Adile Sultan üç çocuğunu arka arkaya kaybetmenin yanısıra babası II. Mamud’u, kardeşi Abdülaziz ve kocası Mehmet Ali Paşa’yı da birbiri ardına ebedi aleme yolcu etmiştir. Tüberküloz hastalığına yakalan kızı Hayriye Sultan’ın hastalığı Validebağ Sanatoryumunun yaptırılmasına vesile olmuştur.

Kısa bir süre sonra kızı Hayriye Sultan’ı da kaybeden Adile Sultan kendisini insanlığa hizmete, hayır işlerine ve ibadete vermiştir. Yaşadığı sürece beş padişah görme şansına erişen Adile Sultan’ın en önemli özelliklerinden biri Osmanlı Hanedanından Divan tertip etmiş olan tek kadın şair olmasıdır.

Kadının sosyal ortam içine çıkmasına da öncülük etmiş olan şair; özellikle Fuzuli ve Şeyh Galip’e nazireler veYunus Emre tarzında hece vezni ile şiirler yazmıştır. Kocasının ölümü üzerine şu şiiri yazan Sultan; onun ölümünden sonra bir daha evlenmemiştir.

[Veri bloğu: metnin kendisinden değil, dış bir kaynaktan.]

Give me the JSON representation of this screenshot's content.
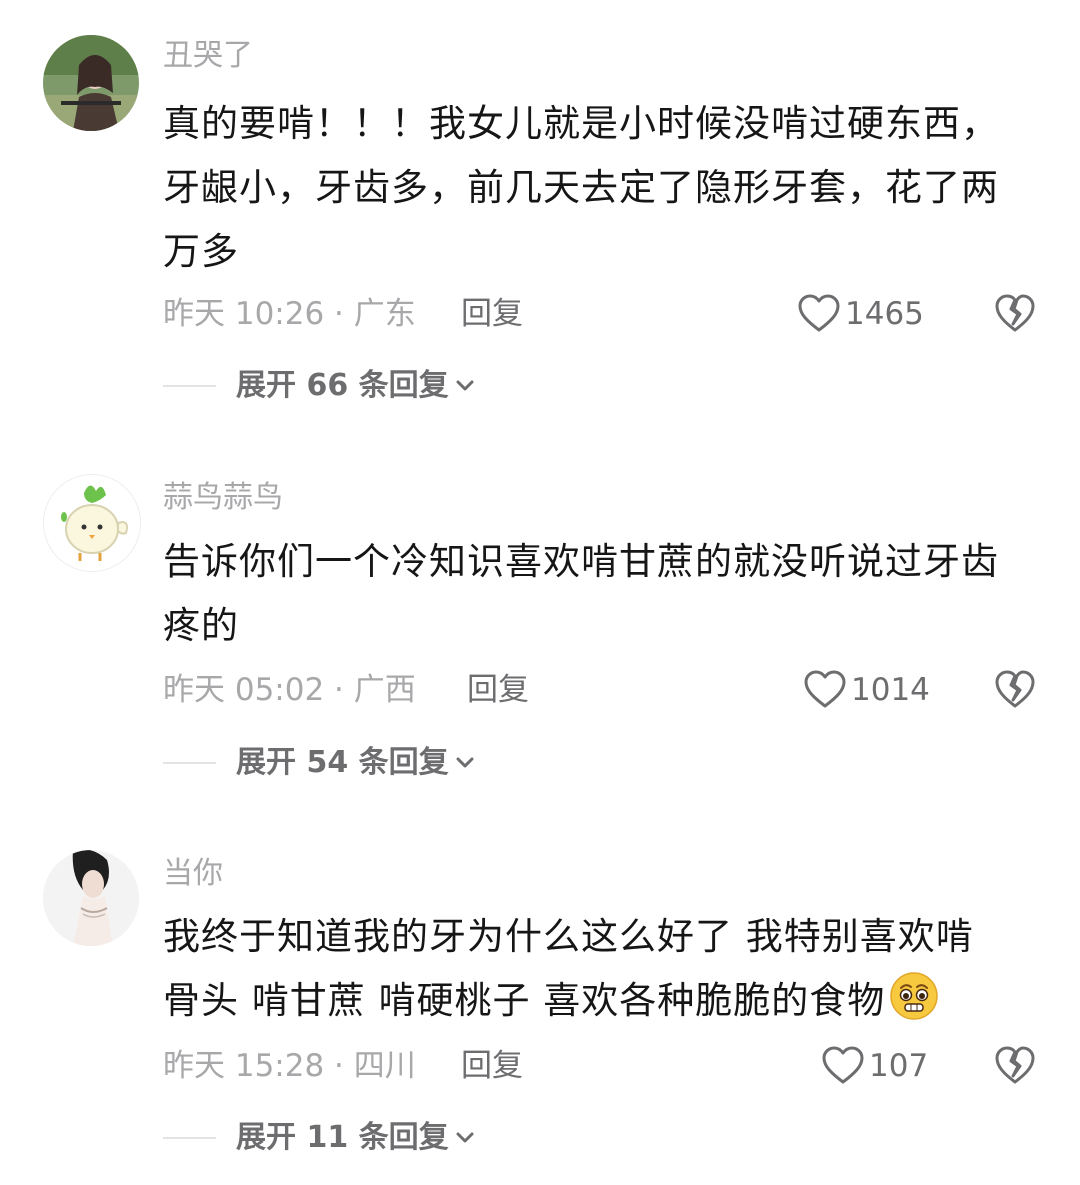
{
  "comments": [
    {
      "username": "丑哭了",
      "lines": [
        "真的要啃！！！我女儿就是小时候没啃过硬东西，",
        "牙龈小，牙齿多，前几天去定了隐形牙套，花了两",
        "万多"
      ],
      "time_location": "昨天 10:26 · 广东",
      "reply_label": "回复",
      "likes": "1465",
      "expand_label": "展开 66 条回复"
    },
    {
      "username": "蒜鸟蒜鸟",
      "lines": [
        "告诉你们一个冷知识喜欢啃甘蔗的就没听说过牙齿",
        "疼的"
      ],
      "time_location": "昨天 05:02 · 广西",
      "reply_label": "回复",
      "likes": "1014",
      "expand_label": "展开 54 条回复"
    },
    {
      "username": "当你",
      "lines": [
        "我终于知道我的牙为什么这么好了 我特别喜欢啃",
        "骨头 啃甘蔗 啃硬桃子 喜欢各种脆脆的食物"
      ],
      "time_location": "昨天 15:28 · 四川",
      "reply_label": "回复",
      "likes": "107",
      "expand_label": "展开 11 条回复"
    }
  ],
  "icons": {
    "like": "heart-outline-icon",
    "dislike": "broken-heart-icon",
    "expand": "chevron-down-icon",
    "emoji": "pleading-face-emoji-icon"
  },
  "colors": {
    "text_primary": "#161616",
    "text_secondary": "#a8a8ab",
    "text_action": "#6d6d70",
    "divider": "#e4e4e6"
  }
}
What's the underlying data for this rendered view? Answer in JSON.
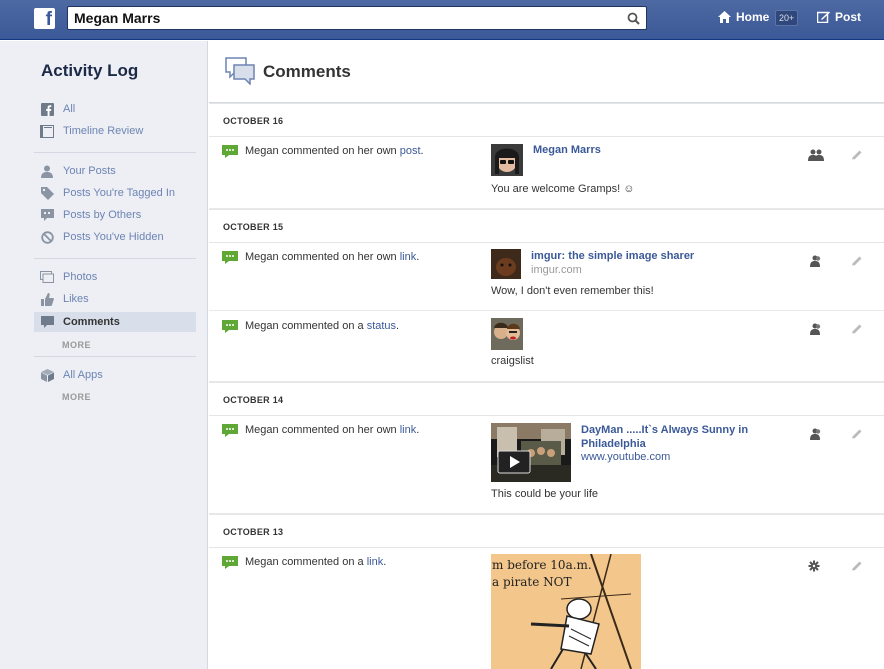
{
  "topbar": {
    "logo": "f",
    "search_value": "Megan Marrs",
    "home_label": "Home",
    "home_badge": "20+",
    "post_label": "Post"
  },
  "sidebar": {
    "title": "Activity Log",
    "items": [
      {
        "label": "All",
        "icon": "facebook-icon"
      },
      {
        "label": "Timeline Review",
        "icon": "timeline-icon"
      },
      {
        "label": "Your Posts",
        "icon": "person-icon"
      },
      {
        "label": "Posts You're Tagged In",
        "icon": "tag-icon"
      },
      {
        "label": "Posts by Others",
        "icon": "comment-bubble-icon"
      },
      {
        "label": "Posts You've Hidden",
        "icon": "hidden-icon"
      },
      {
        "label": "Photos",
        "icon": "photos-icon"
      },
      {
        "label": "Likes",
        "icon": "like-icon"
      },
      {
        "label": "Comments",
        "icon": "comment-icon"
      },
      {
        "label": "All Apps",
        "icon": "apps-cube-icon"
      }
    ],
    "more_label": "MORE"
  },
  "main": {
    "title": "Comments",
    "groups": [
      {
        "date": "OCTOBER 16",
        "entries": [
          {
            "prefix": "Megan commented on her own ",
            "link": "post",
            "suffix": ".",
            "target_title": "Megan Marrs",
            "comment": "You are welcome Gramps! ☺"
          }
        ]
      },
      {
        "date": "OCTOBER 15",
        "entries": [
          {
            "prefix": "Megan commented on her own ",
            "link": "link",
            "suffix": ".",
            "target_title": "imgur: the simple image sharer",
            "target_sub": "imgur.com",
            "comment": "Wow, I don't even remember this!"
          },
          {
            "prefix": "Megan commented on a ",
            "link": "status",
            "suffix": ".",
            "comment": "craigslist"
          }
        ]
      },
      {
        "date": "OCTOBER 14",
        "entries": [
          {
            "prefix": "Megan commented on her own ",
            "link": "link",
            "suffix": ".",
            "target_title": "DayMan .....It`s Always Sunny in Philadelphia",
            "target_sub": "www.youtube.com",
            "comment": "This could be your life"
          }
        ]
      },
      {
        "date": "OCTOBER 13",
        "entries": [
          {
            "prefix": "Megan commented on a ",
            "link": "link",
            "suffix": ".",
            "image_text_1": "m before 10a.m.",
            "image_text_2": "a pirate NOT"
          }
        ]
      }
    ]
  }
}
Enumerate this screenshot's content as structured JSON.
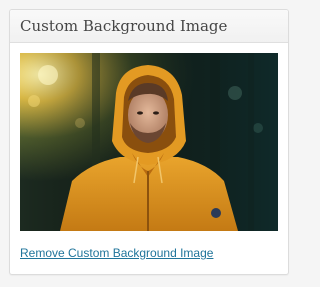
{
  "widget": {
    "title": "Custom Background Image",
    "image_icon": "photo-icon",
    "remove_link_label": "Remove Custom Background Image"
  },
  "colors": {
    "link": "#21759b",
    "title": "#464646",
    "panel_border": "#dcdcdc",
    "page_bg": "#f5f5f5"
  }
}
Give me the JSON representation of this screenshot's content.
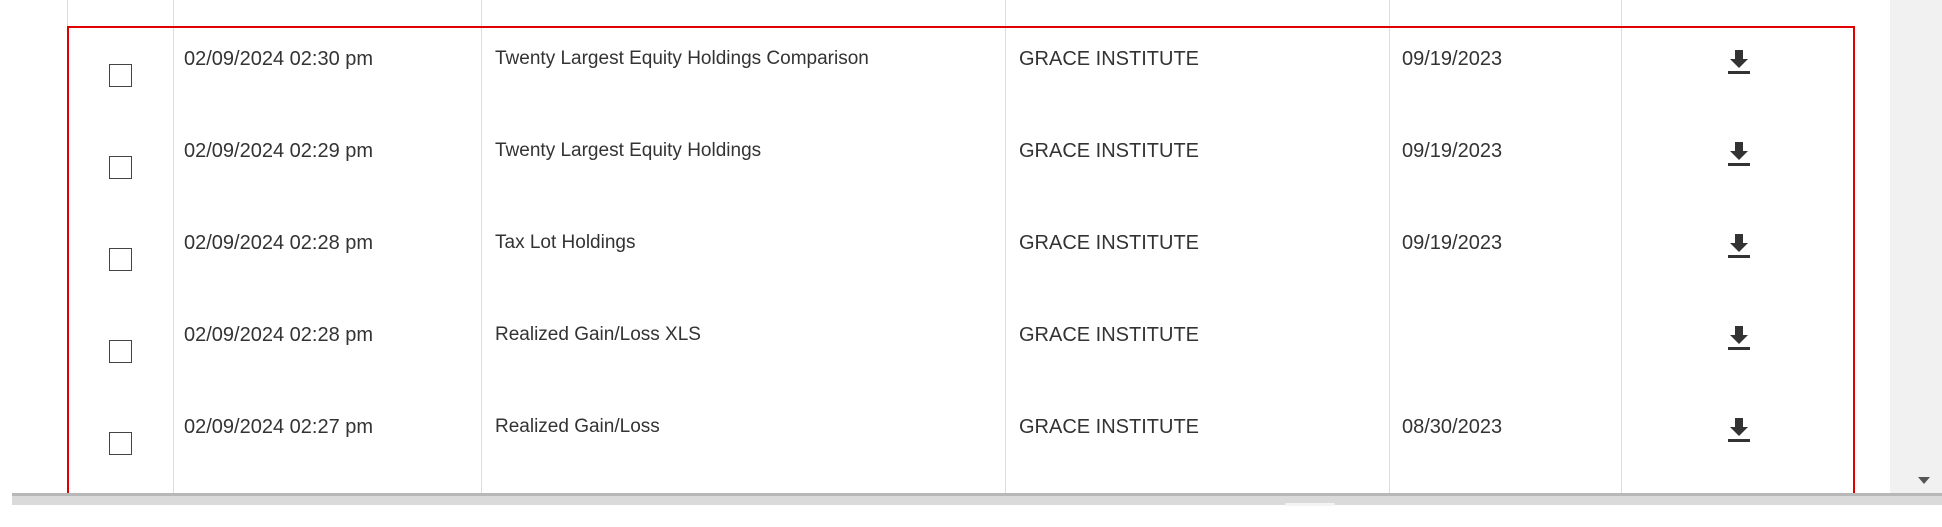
{
  "table": {
    "rows": [
      {
        "created": "02/09/2024 02:30 pm",
        "report": "Twenty Largest Equity Holdings Comparison",
        "account": "GRACE INSTITUTE",
        "as_of": "09/19/2023",
        "checked": false
      },
      {
        "created": "02/09/2024 02:29 pm",
        "report": "Twenty Largest Equity Holdings",
        "account": "GRACE INSTITUTE",
        "as_of": "09/19/2023",
        "checked": false
      },
      {
        "created": "02/09/2024 02:28 pm",
        "report": "Tax Lot Holdings",
        "account": "GRACE INSTITUTE",
        "as_of": "09/19/2023",
        "checked": false
      },
      {
        "created": "02/09/2024 02:28 pm",
        "report": "Realized Gain/Loss XLS",
        "account": "GRACE INSTITUTE",
        "as_of": "",
        "checked": false
      },
      {
        "created": "02/09/2024 02:27 pm",
        "report": "Realized Gain/Loss",
        "account": "GRACE INSTITUTE",
        "as_of": "08/30/2023",
        "checked": false
      }
    ],
    "row_icon": "download-icon",
    "highlight_color": "#e00000"
  }
}
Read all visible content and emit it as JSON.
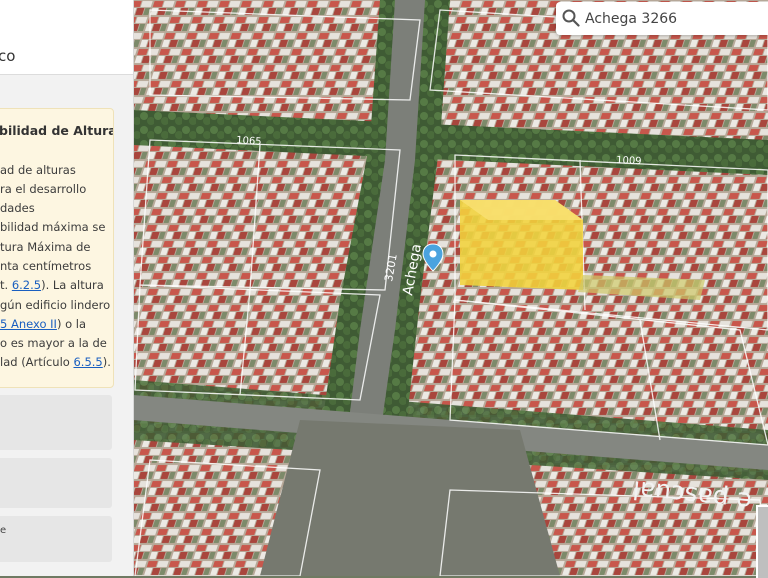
{
  "panel": {
    "header_title": "co",
    "card": {
      "title": "bilidad de Altura",
      "lines": [
        {
          "text": "ad de alturas"
        },
        {
          "text": "ra el desarrollo"
        },
        {
          "text": "dades"
        },
        {
          "text": "bilidad máxima se"
        },
        {
          "text": "tura Máxima de"
        },
        {
          "text": "nta centímetros"
        },
        {
          "pre": "t. ",
          "link": "6.2.5",
          "post": "). La altura"
        },
        {
          "text": "gún edificio lindero"
        },
        {
          "pre": "",
          "link": "5 Anexo II",
          "post": ") o la"
        },
        {
          "text": "o es mayor a la de"
        },
        {
          "pre": "lad (Artículo ",
          "link": "6.5.5",
          "post": ")."
        }
      ]
    },
    "box3_text": "e"
  },
  "search": {
    "value": "Achega 3266"
  },
  "map": {
    "street_labels": [
      "1065",
      "1009",
      "3201",
      "Achega",
      "e pascual"
    ]
  },
  "colors": {
    "highlight_building": "#f3d33c",
    "pin": "#4aa3df",
    "card_bg": "#fdf6e1",
    "link": "#1a5fc0"
  }
}
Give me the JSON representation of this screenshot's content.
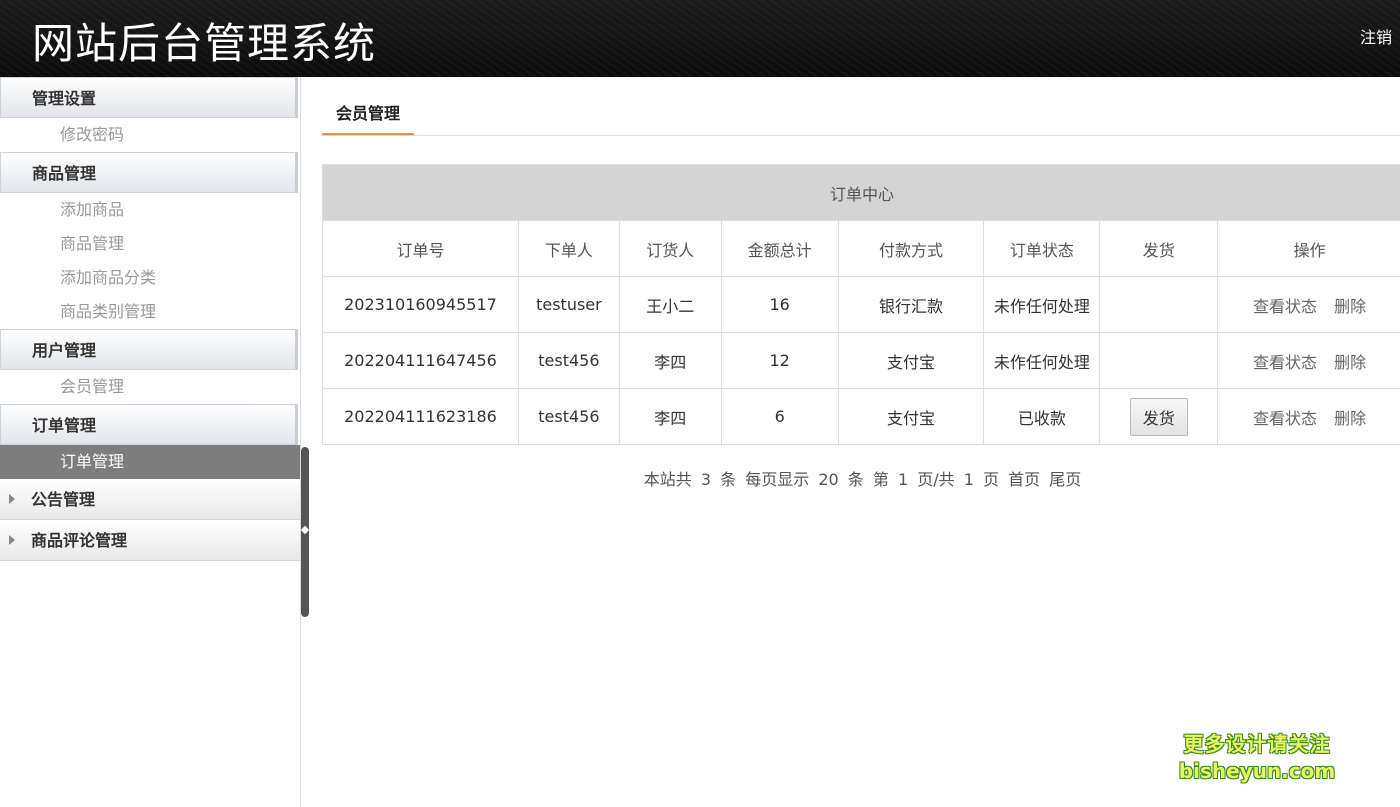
{
  "header": {
    "title": "网站后台管理系统",
    "logout": "注销"
  },
  "sidebar": {
    "groups": [
      {
        "label": "管理设置",
        "items": [
          "修改密码"
        ]
      },
      {
        "label": "商品管理",
        "items": [
          "添加商品",
          "商品管理",
          "添加商品分类",
          "商品类别管理"
        ]
      },
      {
        "label": "用户管理",
        "items": [
          "会员管理"
        ]
      },
      {
        "label": "订单管理",
        "items": [
          "订单管理"
        ]
      },
      {
        "label": "公告管理",
        "items": []
      },
      {
        "label": "商品评论管理",
        "items": []
      }
    ]
  },
  "tab": {
    "label": "会员管理"
  },
  "table": {
    "caption": "订单中心",
    "headers": [
      "订单号",
      "下单人",
      "订货人",
      "金额总计",
      "付款方式",
      "订单状态",
      "发货",
      "操作"
    ],
    "rows": [
      {
        "order_no": "202310160945517",
        "buyer": "testuser",
        "consignee": "王小二",
        "amount": "16",
        "payment": "银行汇款",
        "status": "未作任何处理",
        "ship": "",
        "view": "查看状态",
        "delete": "删除"
      },
      {
        "order_no": "202204111647456",
        "buyer": "test456",
        "consignee": "李四",
        "amount": "12",
        "payment": "支付宝",
        "status": "未作任何处理",
        "ship": "",
        "view": "查看状态",
        "delete": "删除"
      },
      {
        "order_no": "202204111623186",
        "buyer": "test456",
        "consignee": "李四",
        "amount": "6",
        "payment": "支付宝",
        "status": "已收款",
        "ship": "发货",
        "view": "查看状态",
        "delete": "删除"
      }
    ]
  },
  "pager": {
    "total_prefix": "本站共",
    "total": "3",
    "total_unit": "条",
    "per_page_prefix": "每页显示",
    "per_page": "20",
    "per_page_unit": "条",
    "page_prefix": "第",
    "page": "1",
    "page_sep": "页/共",
    "pages": "1",
    "pages_unit": "页",
    "first": "首页",
    "last": "尾页"
  },
  "watermark": {
    "line1": "更多设计请关注",
    "line2": "bisheyun.com"
  }
}
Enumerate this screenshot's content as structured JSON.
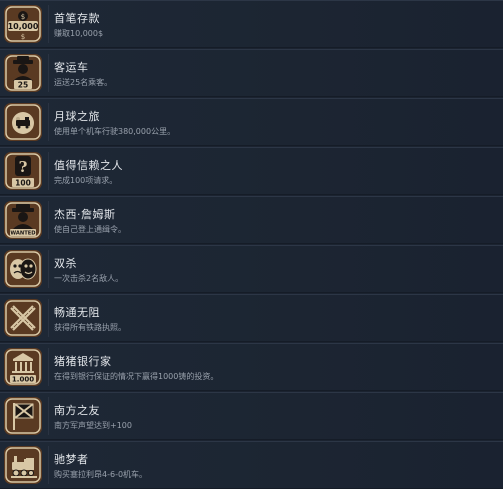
{
  "achievements": [
    {
      "title": "首笔存款",
      "desc": "赚取10,000$",
      "icon": "money-bag-10000-icon",
      "badge": "10,000"
    },
    {
      "title": "客运车",
      "desc": "运送25名乘客。",
      "icon": "passenger-25-icon",
      "badge": "25"
    },
    {
      "title": "月球之旅",
      "desc": "使用单个机车行驶380,000公里。",
      "icon": "moon-train-icon",
      "badge": ""
    },
    {
      "title": "值得信赖之人",
      "desc": "完成100项请求。",
      "icon": "trust-question-100-icon",
      "badge": "100"
    },
    {
      "title": "杰西·詹姆斯",
      "desc": "使自己登上通缉令。",
      "icon": "wanted-poster-icon",
      "badge": "WANTED"
    },
    {
      "title": "双杀",
      "desc": "一次击杀2名敌人。",
      "icon": "double-kill-masks-icon",
      "badge": ""
    },
    {
      "title": "畅通无阻",
      "desc": "获得所有铁路执照。",
      "icon": "crossed-rails-icon",
      "badge": ""
    },
    {
      "title": "猪猪银行家",
      "desc": "在得到银行保证的情况下赢得1000铸的投资。",
      "icon": "bank-1000-icon",
      "badge": "1.000"
    },
    {
      "title": "南方之友",
      "desc": "南方军声望达到+100",
      "icon": "southern-flag-icon",
      "badge": ""
    },
    {
      "title": "驰梦者",
      "desc": "购买塞拉利昂4-6-0机车。",
      "icon": "locomotive-icon",
      "badge": ""
    }
  ],
  "colors": {
    "badge_bg": "#5a3a22",
    "badge_ring": "#d8c7a5",
    "badge_inner": "#1a1614",
    "title": "#e3e6ea",
    "desc": "#9aa2ad"
  }
}
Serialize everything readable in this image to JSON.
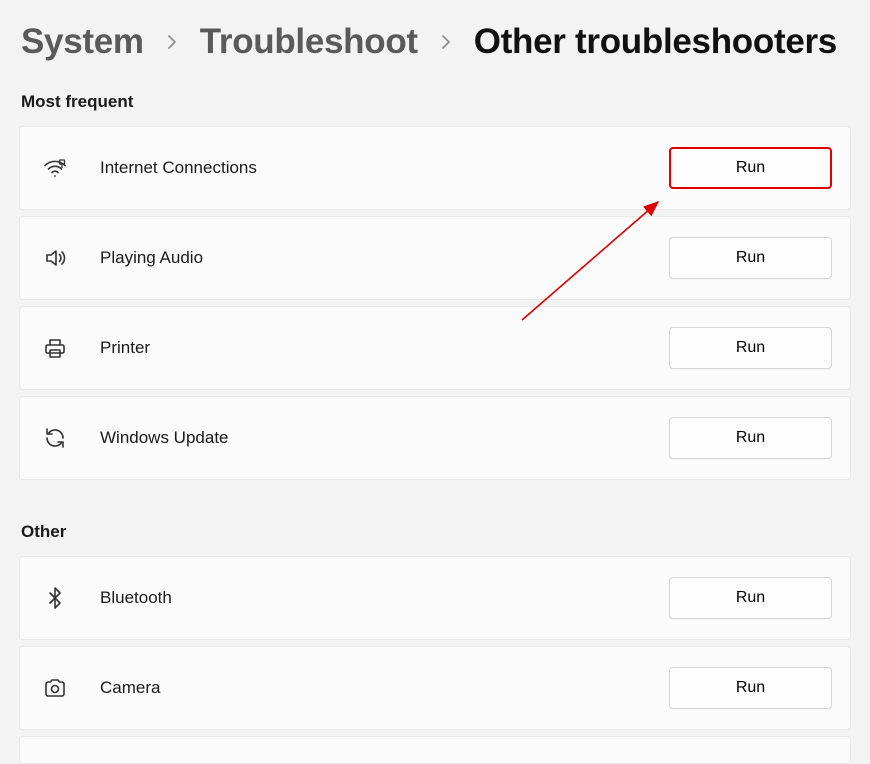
{
  "breadcrumb": {
    "level1": "System",
    "level2": "Troubleshoot",
    "current": "Other troubleshooters"
  },
  "sections": {
    "frequent_header": "Most frequent",
    "other_header": "Other"
  },
  "items": {
    "internet": {
      "label": "Internet Connections",
      "button": "Run"
    },
    "audio": {
      "label": "Playing Audio",
      "button": "Run"
    },
    "printer": {
      "label": "Printer",
      "button": "Run"
    },
    "update": {
      "label": "Windows Update",
      "button": "Run"
    },
    "bluetooth": {
      "label": "Bluetooth",
      "button": "Run"
    },
    "camera": {
      "label": "Camera",
      "button": "Run"
    }
  },
  "annotation": {
    "type": "highlight-arrow",
    "target": "run-button-internet",
    "color": "#df0000"
  }
}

‘’Devletü dine sadâkatle ederdi hizmet Emr-i peygamberi icrâya kılardı gayret Bir özü doğru, sözü doğru muhubb-i devlet Öyle bir yâr için Âdile ağlar elbet Bir Mehemmed Ali Paşa idi ol dünyada Vechini göstere Allah âna ukbâda.’’

Kardeşi Sultan Abdülaziz Han’ın şehit edildiğini şiirlerinde dile getiren şairin mısraları; O’nun intihar etmeyip, şehid edilmiş olduğu gerçeğine ışık tutmaktadır.

‘’Nasıl yanmam ki ben oldu olanlar Şah-ı devrana, Bilinmez oldu hali, kıydılar ol zıll-ı Yezdana. Cihan matem tutup kan ağlasın Abdülaziz Hana, Meded Allah mübarek cismi boyandı kızıl kana. Nasıl hemşiresi bu Adile yanmaz o Hakana, Ki kıydı bunca zalimler karındaş-ı cihanbana Rıza virmezdi adl ü şefkati zulm-i müşirana Bütün nar-ı firakı saldı kalb-i ehl-i imana.’’

1989 yılının Ocak ayında vefat edince Eyyüp’teki türbeye kocası Mehmet Ali Paşa’nın yanına defnedilmiştir.